There was a lot of questioning and trying to figure out if we were making the right decision, not just for ourselves but also for our child. I was thinking about my parents a lot. My parents left Korea for the very first time when they were in their early 30s—we left in 1986 when Korea was just starting to open up. They didn’t speak any English so they had to learn Nepali, English, and Sherpa. For them to leave their families and friends as linguists and Bible translators for this unknown territory with kids is terrifying. I never really thought about that before. For us, the reason why we stuck to our guns was to prioritize our son’s health and safety and happiness and growth.
The time that my dad shot a lot of this footage was the same age I was when I had been writing these letters to my friends between 2020 and 2022. I imagined that a lot of the questions and concerns that I had written in these letters were also held by my parents. Maybe they were writing similar letters to their friends and family back in Korea.
I haven’t shown this video to my parents yet; I feel almost shy to. They know that my father’s footage is in it and he jokes about he’s an artist now too. And he is! But someday I’ll be able to share the video with them.
MRL: That series kicked off around 2010. I returned to Nepal for the first time as an adult after a really long time away. One of the first things I saw was the luggage coming down the conveyor belt at the Kathmandu airport. I had seen these objects the entire time I was growing up but I never really noticed them. They drew me in at first aesthetically; if you walk into the Kathmandu airport right now, half of the luggage is packed that way. Each one of them uses different materials—bed sheets, boxes, tape. Every one of them is an art form.

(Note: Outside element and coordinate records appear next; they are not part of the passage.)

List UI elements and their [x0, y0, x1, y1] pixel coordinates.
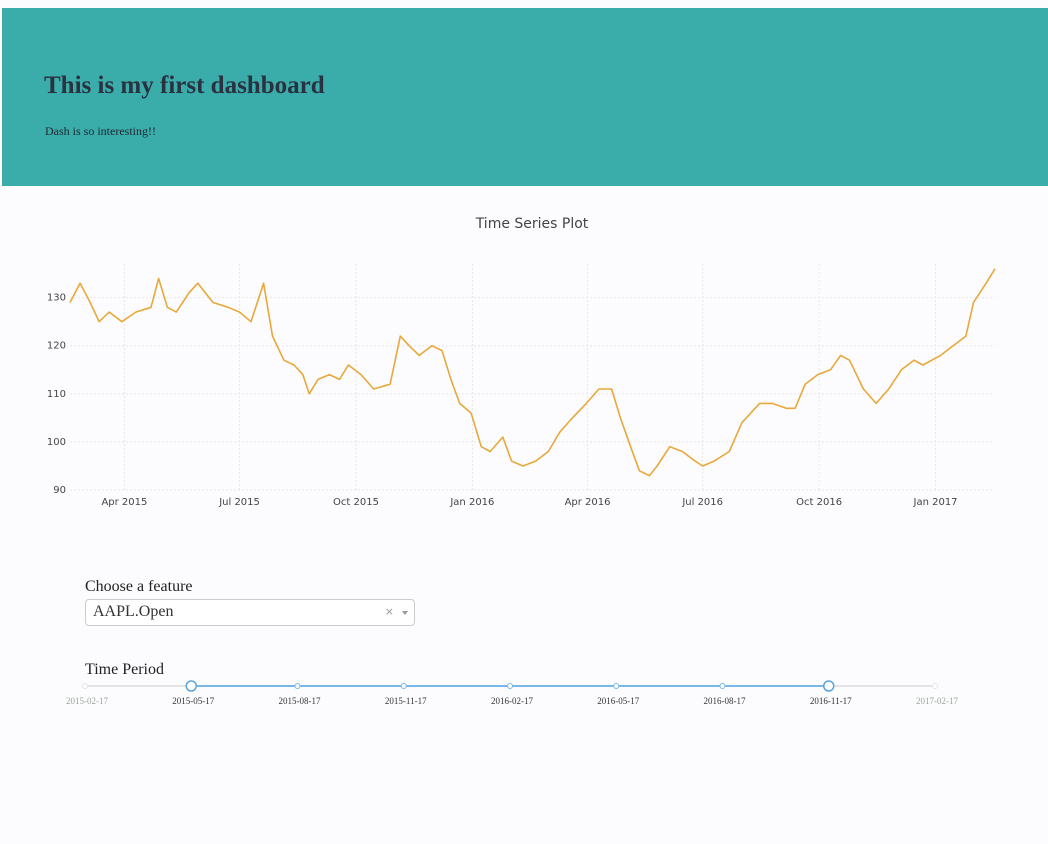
y-tick-label: 100 [47, 437, 66, 448]
slider-mark-label[interactable]: 2017-02-17 [916, 696, 958, 706]
dashboard-subtitle: Dash is so interesting!! [45, 124, 156, 138]
x-tick-label: Jan 2017 [913, 497, 958, 508]
chevron-down-icon[interactable] [402, 611, 408, 615]
slider-mark-label[interactable]: 2016-02-17 [491, 696, 533, 706]
slider-end-handle[interactable] [823, 680, 835, 692]
y-tick-label: 90 [53, 485, 66, 496]
y-tick-label: 120 [47, 341, 66, 352]
time-series-chart[interactable]: Time Series Plot 90 100 110 120 130 Apr 2015 Ju… [0, 186, 1048, 526]
x-tick-label: Jan 2016 [449, 497, 494, 508]
slider-dot[interactable] [613, 683, 620, 689]
slider-mark-label[interactable]: 2015-08-17 [279, 696, 321, 706]
x-tick-label: Oct 2016 [796, 497, 842, 508]
x-tick-label: Jul 2015 [218, 497, 260, 508]
feature-dropdown-value: AAPL.Open [93, 603, 174, 620]
x-tick-label: Apr 2015 [101, 497, 147, 508]
x-tick-label: Jul 2016 [681, 497, 723, 508]
slider-dot[interactable] [719, 683, 726, 689]
slider-mark-label[interactable]: 2016-11-17 [810, 696, 852, 706]
dashboard-title: This is my first dashboard [44, 72, 325, 99]
slider-mark-label[interactable]: 2016-05-17 [597, 696, 639, 706]
series-line[interactable] [69, 268, 996, 477]
slider-dot[interactable] [294, 683, 301, 689]
feature-dropdown[interactable]: AAPL.Open × [85, 599, 415, 626]
slider-mark-label[interactable]: 2016-08-17 [704, 696, 746, 706]
slider-dot[interactable] [82, 683, 88, 689]
slider-mark-label[interactable]: 2015-05-17 [172, 696, 214, 706]
slider-mark-label[interactable]: 2015-11-17 [385, 696, 427, 706]
slider-mark-label[interactable]: 2015-02-17 [66, 696, 108, 706]
slider-dot[interactable] [932, 683, 938, 689]
y-tick-label: 130 [47, 293, 66, 304]
feature-label: Choose a feature [85, 578, 193, 595]
chart-title: Time Series Plot [475, 216, 589, 232]
slider-dot[interactable] [400, 683, 407, 689]
dashboard-header: This is my first dashboard Dash is so in… [2, 8, 1048, 186]
slider-dot[interactable] [507, 683, 513, 689]
time-period-range-slider[interactable]: 2015-02-17 2015-05-17 2015-08-17 2015-11-17… [0, 676, 1048, 716]
x-tick-label: Oct 2015 [333, 497, 379, 508]
time-period-label: Time Period [85, 661, 164, 678]
slider-start-handle[interactable] [185, 680, 197, 692]
x-tick-label: Apr 2016 [565, 497, 611, 508]
clear-icon[interactable]: × [384, 605, 394, 618]
y-tick-label: 110 [47, 389, 66, 400]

For about five years, I was taking photos of them, collecting these images but not really knowing what to do with them. I knew there was something to them and I thought they were so interesting but I didn’t quite know what they meant. I sat on them for a while; in that time, I’d arrived in New York. While I was there, I started thinking about migration and diasporic life for the first time in earnest. It was the most different life I’d lived up until then, having only lived in East and South East Asia.

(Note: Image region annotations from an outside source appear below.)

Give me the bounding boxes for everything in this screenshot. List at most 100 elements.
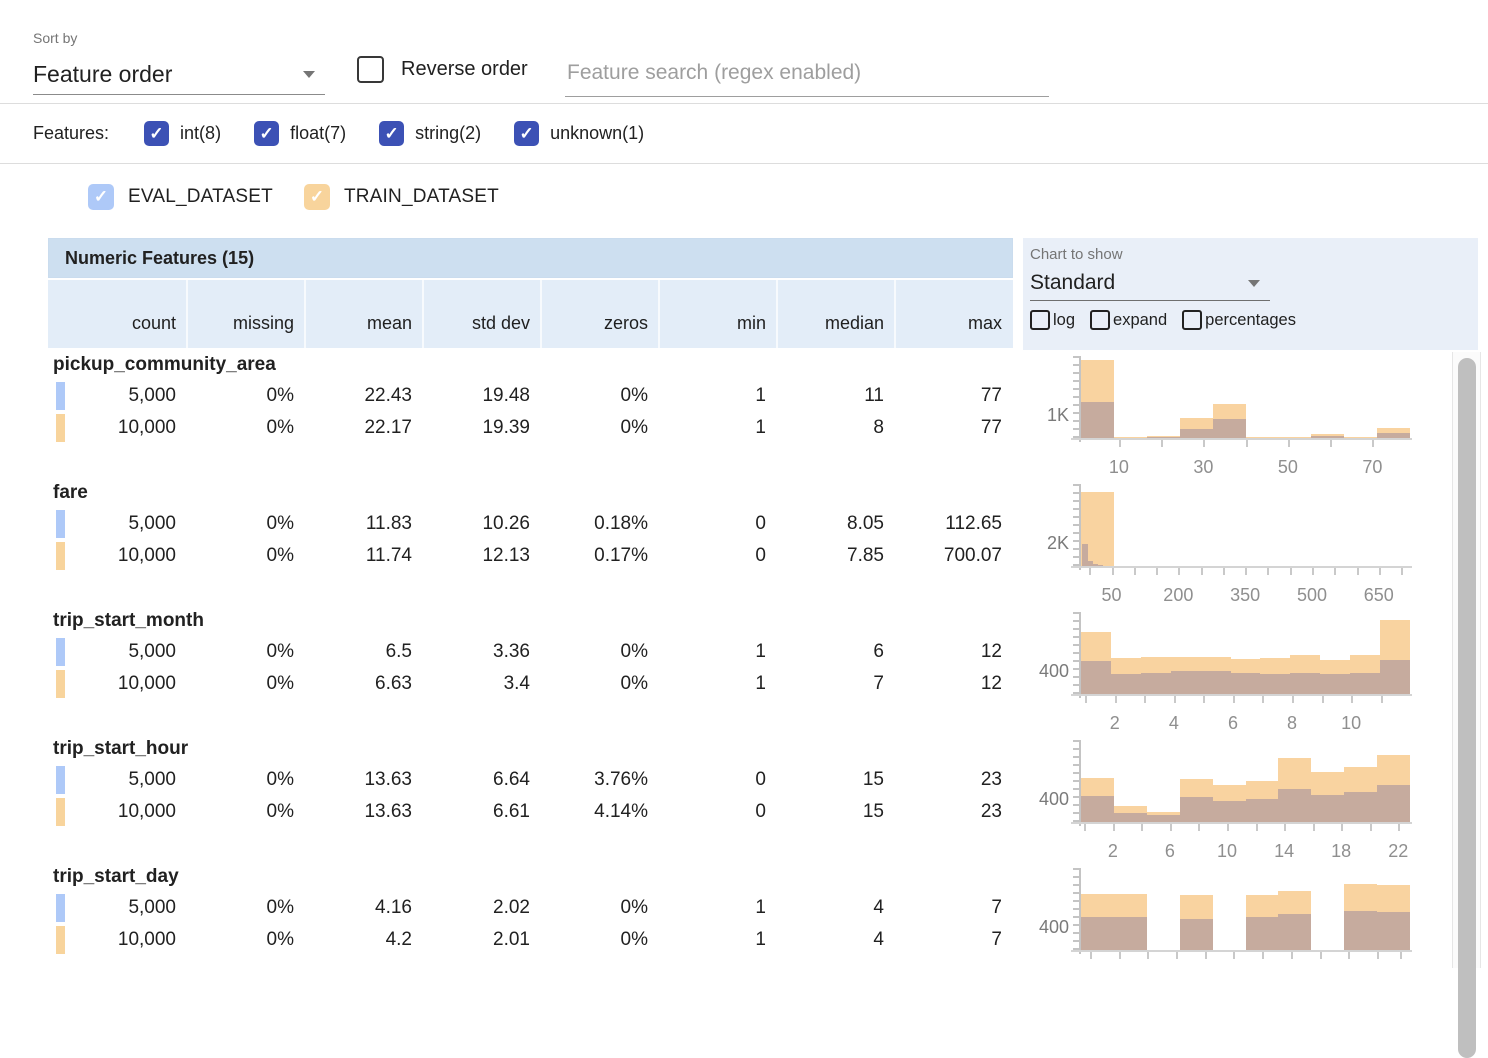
dataset-marker [56, 926, 65, 954]
y-axis-label: 1K [1023, 405, 1069, 426]
chart-type-select[interactable]: Standard [1030, 266, 1270, 301]
eval-overlap-bar [1081, 661, 1111, 694]
x-axis-tick [1322, 696, 1324, 703]
feature-type-label: string(2) [415, 123, 481, 144]
stat-cell: 0% [186, 673, 304, 695]
feature-type-checkbox[interactable]: ✓ [379, 121, 404, 146]
chart-option: log [1030, 310, 1075, 330]
x-axis-tick [1284, 824, 1286, 831]
x-axis-tick [1398, 824, 1400, 831]
stat-cell: 0 [658, 545, 776, 567]
feature-type-checkbox[interactable]: ✓ [514, 121, 539, 146]
dataset-marker [56, 414, 65, 442]
stat-cell: 7 [894, 897, 1012, 919]
feature-type-filter-item: ✓ string(2) [379, 121, 481, 146]
chart-option: expand [1090, 310, 1167, 330]
stat-cell: 5,000 [48, 385, 186, 407]
x-axis-tick [1401, 568, 1403, 575]
log-checkbox[interactable] [1030, 310, 1050, 330]
vertical-scrollbar-track[interactable] [1452, 352, 1481, 968]
x-axis-tick [1119, 952, 1121, 959]
numeric-features-header: Numeric Features (15) [48, 238, 1013, 278]
x-axis-tick [1262, 952, 1264, 959]
stat-cell: 0 [658, 769, 776, 791]
feature-type-filter-item: ✓ unknown(1) [514, 121, 644, 146]
stat-cell: 1 [658, 673, 776, 695]
x-axis-tick [1351, 696, 1353, 703]
x-axis-tick [1381, 696, 1383, 703]
column-header: missing [186, 280, 304, 348]
x-axis-tick [1113, 824, 1115, 831]
vertical-scrollbar-thumb[interactable] [1458, 358, 1476, 1058]
eval-overlap-layer [1081, 616, 1410, 694]
dataset-checkbox[interactable]: ✓ [88, 184, 114, 210]
chevron-down-icon [1248, 280, 1260, 287]
dataset-marker [56, 670, 65, 698]
eval-overlap-bar [1081, 402, 1114, 438]
stat-cell: 12 [894, 673, 1012, 695]
stat-cell: 0 [658, 513, 776, 535]
column-header: max [894, 280, 1012, 348]
x-axis-tick [1205, 952, 1207, 959]
x-axis-tick [1201, 568, 1203, 575]
stat-cell: 0% [186, 769, 304, 791]
stat-cell: 1 [658, 929, 776, 951]
stat-cell: 1 [658, 417, 776, 439]
dataset-checkbox[interactable]: ✓ [304, 184, 330, 210]
stat-cell: 19.48 [422, 385, 540, 407]
x-axis [1071, 438, 1412, 440]
feature-type-label: unknown(1) [550, 123, 644, 144]
x-tick-label: 6 [1165, 841, 1175, 862]
eval-overlap-bar [1350, 673, 1380, 694]
reverse-order-checkbox[interactable] [357, 56, 384, 83]
eval-overlap-bar [1246, 799, 1279, 822]
eval-overlap-layer [1081, 360, 1410, 438]
chart-option-label: expand [1113, 311, 1167, 330]
stat-cell: 112.65 [894, 513, 1012, 535]
x-axis-tick [1178, 568, 1180, 575]
x-tick-label: 200 [1163, 585, 1193, 606]
eval-overlap-bar [1278, 789, 1311, 822]
x-axis-tick [1203, 440, 1205, 447]
expand-checkbox[interactable] [1090, 310, 1110, 330]
feature-type-checkbox[interactable]: ✓ [254, 121, 279, 146]
stat-cell: 11 [776, 385, 894, 407]
stat-cell: 2.02 [422, 897, 540, 919]
feature-type-filter: Features: ✓int(8)✓float(7)✓string(2)✓unk… [0, 104, 1488, 164]
column-header: zeros [540, 280, 658, 348]
eval-overlap-bar [1377, 912, 1410, 950]
feature-type-label: int(8) [180, 123, 221, 144]
x-axis-tick [1245, 568, 1247, 575]
x-axis-tick [1246, 440, 1248, 447]
stat-cell: 4.16 [304, 897, 422, 919]
feature-type-label: float(7) [290, 123, 346, 144]
dataset-legend-item: ✓TRAIN_DATASET [304, 184, 499, 210]
x-tick-label: 350 [1230, 585, 1260, 606]
x-tick-label: 500 [1297, 585, 1327, 606]
x-axis-tick [1256, 824, 1258, 831]
stat-cell: 15 [776, 769, 894, 791]
feature-name: trip_start_hour [48, 734, 1013, 764]
percentages-checkbox[interactable] [1182, 310, 1202, 330]
column-header: count [48, 313, 186, 348]
sort-by-select[interactable]: Feature order [33, 54, 325, 95]
reverse-order-control: Reverse order [357, 56, 528, 83]
feature-name: trip_start_day [48, 862, 1013, 892]
feature-search-input[interactable] [565, 50, 1049, 97]
x-axis-tick [1085, 696, 1087, 703]
stat-cell: 7 [776, 673, 894, 695]
feature-type-checkbox[interactable]: ✓ [144, 121, 169, 146]
eval-overlap-bar [1141, 673, 1171, 694]
facets-overview: Sort by Feature order Reverse order Feat… [0, 0, 1488, 968]
y-axis-label: 400 [1023, 661, 1069, 682]
eval-overlap-bar [1213, 801, 1246, 822]
x-axis-tick [1223, 568, 1225, 575]
stat-cell: 22.17 [304, 417, 422, 439]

I was really connecting with the concept of otherness and I kept going back to these photographs. I had made a zine, made collages, painted, and drew them but I knew I still hadn’t gotten it yet. I really wanted to bring out the materiality of these objects. When I visited Nepal, I bought a bunch of materials from the hardware store—tarp, tape, rope—and tried to closely imitate them. After I made a few prototypes, I felt like I had landed on something. It was a really long time coming.

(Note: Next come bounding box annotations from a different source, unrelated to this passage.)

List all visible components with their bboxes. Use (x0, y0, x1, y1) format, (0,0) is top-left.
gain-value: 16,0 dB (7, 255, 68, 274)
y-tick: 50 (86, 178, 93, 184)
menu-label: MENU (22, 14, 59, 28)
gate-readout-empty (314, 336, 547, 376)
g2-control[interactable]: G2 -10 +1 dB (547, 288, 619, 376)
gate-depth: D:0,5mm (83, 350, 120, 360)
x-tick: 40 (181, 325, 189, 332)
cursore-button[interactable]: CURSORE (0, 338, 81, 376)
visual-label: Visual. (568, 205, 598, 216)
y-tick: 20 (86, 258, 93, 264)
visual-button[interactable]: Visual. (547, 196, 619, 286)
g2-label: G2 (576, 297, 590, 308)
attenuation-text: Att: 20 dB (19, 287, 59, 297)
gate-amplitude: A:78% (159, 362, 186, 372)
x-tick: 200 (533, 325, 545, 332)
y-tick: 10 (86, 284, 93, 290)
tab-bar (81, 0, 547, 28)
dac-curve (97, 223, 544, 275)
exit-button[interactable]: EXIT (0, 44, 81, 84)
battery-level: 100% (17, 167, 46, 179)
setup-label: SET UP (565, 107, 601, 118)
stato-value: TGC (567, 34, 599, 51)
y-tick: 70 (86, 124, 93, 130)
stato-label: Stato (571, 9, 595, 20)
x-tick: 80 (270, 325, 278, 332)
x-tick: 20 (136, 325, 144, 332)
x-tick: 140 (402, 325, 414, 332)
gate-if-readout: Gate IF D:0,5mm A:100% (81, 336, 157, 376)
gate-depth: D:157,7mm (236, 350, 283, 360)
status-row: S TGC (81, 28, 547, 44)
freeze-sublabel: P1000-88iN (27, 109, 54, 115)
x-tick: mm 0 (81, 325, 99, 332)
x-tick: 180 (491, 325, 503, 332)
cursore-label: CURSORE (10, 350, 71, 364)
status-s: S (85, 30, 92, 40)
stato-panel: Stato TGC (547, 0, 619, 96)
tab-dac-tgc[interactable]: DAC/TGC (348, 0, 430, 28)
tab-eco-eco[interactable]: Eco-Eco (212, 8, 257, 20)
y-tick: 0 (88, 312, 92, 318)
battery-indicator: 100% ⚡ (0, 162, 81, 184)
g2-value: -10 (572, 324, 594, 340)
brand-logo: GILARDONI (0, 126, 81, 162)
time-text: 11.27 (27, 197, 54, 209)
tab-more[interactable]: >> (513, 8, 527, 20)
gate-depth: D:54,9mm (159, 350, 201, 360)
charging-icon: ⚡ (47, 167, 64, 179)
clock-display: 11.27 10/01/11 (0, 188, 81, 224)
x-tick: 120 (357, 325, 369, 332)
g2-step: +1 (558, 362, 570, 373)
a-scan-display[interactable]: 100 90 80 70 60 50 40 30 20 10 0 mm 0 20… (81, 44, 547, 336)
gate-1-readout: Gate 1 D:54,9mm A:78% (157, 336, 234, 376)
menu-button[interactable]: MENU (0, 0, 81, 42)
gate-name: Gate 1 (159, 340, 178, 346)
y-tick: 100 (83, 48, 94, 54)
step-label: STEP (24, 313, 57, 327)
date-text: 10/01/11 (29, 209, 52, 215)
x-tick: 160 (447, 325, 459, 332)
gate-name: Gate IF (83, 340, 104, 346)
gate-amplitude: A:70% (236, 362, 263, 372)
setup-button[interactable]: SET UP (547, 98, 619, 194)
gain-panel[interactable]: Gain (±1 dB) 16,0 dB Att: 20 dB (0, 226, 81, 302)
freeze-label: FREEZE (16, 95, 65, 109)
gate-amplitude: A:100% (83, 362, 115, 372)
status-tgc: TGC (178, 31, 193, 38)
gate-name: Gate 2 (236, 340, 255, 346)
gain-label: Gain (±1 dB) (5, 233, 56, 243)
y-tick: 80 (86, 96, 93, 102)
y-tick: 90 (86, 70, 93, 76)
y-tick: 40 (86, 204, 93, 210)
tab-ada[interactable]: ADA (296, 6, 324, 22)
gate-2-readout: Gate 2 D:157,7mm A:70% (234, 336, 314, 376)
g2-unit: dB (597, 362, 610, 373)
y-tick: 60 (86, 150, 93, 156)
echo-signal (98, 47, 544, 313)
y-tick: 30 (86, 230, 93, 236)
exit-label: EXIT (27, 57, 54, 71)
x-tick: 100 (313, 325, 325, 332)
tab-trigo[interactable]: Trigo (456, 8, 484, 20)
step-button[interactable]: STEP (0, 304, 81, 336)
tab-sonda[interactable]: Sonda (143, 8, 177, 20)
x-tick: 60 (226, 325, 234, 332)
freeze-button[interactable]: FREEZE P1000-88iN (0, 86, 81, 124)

I showed a version of them at the Whitney Biennial and then kind of left them for a while again. Upon moving to Colorado in 2020, the sculpture began making more sense to me. I was so sick of lugging things around and was thinking a lot about what baggage meant. What are the objects you choose to carry with you? What does that mean?
I had a desperate need to translate the sculptures into something beyond the object. I wanted them to lose their content but still have the markings and memory of the shape and form. I replaced the tarp with canvas and started painting the entire sculpture with ink and when I unbound it, I was so thrilled when it worked! There were so many layers to it and it made me so excited about what I was doing. That can be such a rare feeling; knowing that you can continue to investigate something further and further.
I don’t think I would’ve been able to make these paintings if I was still in New York. Colorado gave me the space and opportunity to explore.